Re: How to use the iterator from base class in a derived class?
wangxiaohu wrote:
I am trying to write a class myVector based on std::vector and add
only a sort method.
BadIdea(tm). That is abuse of inheritance. You should use a free standing
function instead:
template < typename T, typename A >
void sort_vector ( std::vector<T,A> & sequence ) {
std::sort( sequence.begin(), sequence.end() );
}
or maybe even more generic:
template < typename Container >
void sort_sequence ( Container & sequence ) {
std::sort( sequence.begin(), sequence.end() );
}
or with a concept check:
template < typename Container >
void sort_sequence
( Container & sequence,
typename enable_if
< is_sequence< Container >::value, void* >::type = 0 ) {
std::sort( sequence.begin(), sequence.end() );
}
There are some cases where public inheritance from std::vector<> is
justified. This does not look like one of them.
The sort method needs to access the array stored
in the base class using iterator. I have following draft code. However
it never compile. Can anyone take a look and tell me how to fix it?
Thanks!
#include <vector>
#include <iostream>
using namespace std;
Don't put using directives in header files. Your decision to pull all
identifiers from the standard namespace is inflicted upon every user of
your class. That is very intrusive.
template <typename T> class myVector : public vector<T>
{
public:
void Sort();
};
template <typename T> void Sort<T>::Sort()
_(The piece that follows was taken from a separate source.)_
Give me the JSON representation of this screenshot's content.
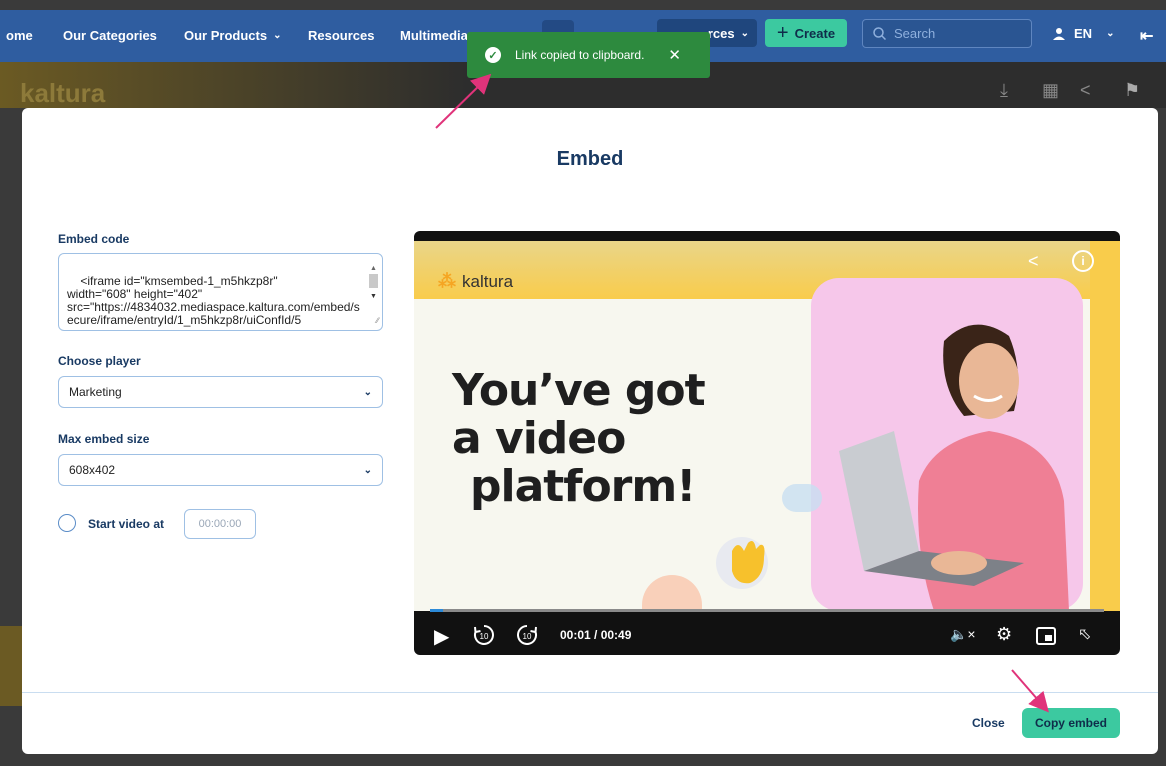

Shouldn't that be something like
template <typename T>
void myVector::Sort()
{
if (this.size() < 2)
{
return;
}
vector<T>::iterator i;
You would need to say
typename std::vector<T>::iterator i;
The keyword here is "dependent name".
for (i = this.begin(); i != this.end(); i++)
{
//rest part ignored....
}
}
BTW: why are you doing your own sort algorithm? any why only for vectors? It
is _very_ hard to beat std::sort() from the header <algorithm>.
Best
Kai-Uwe Bux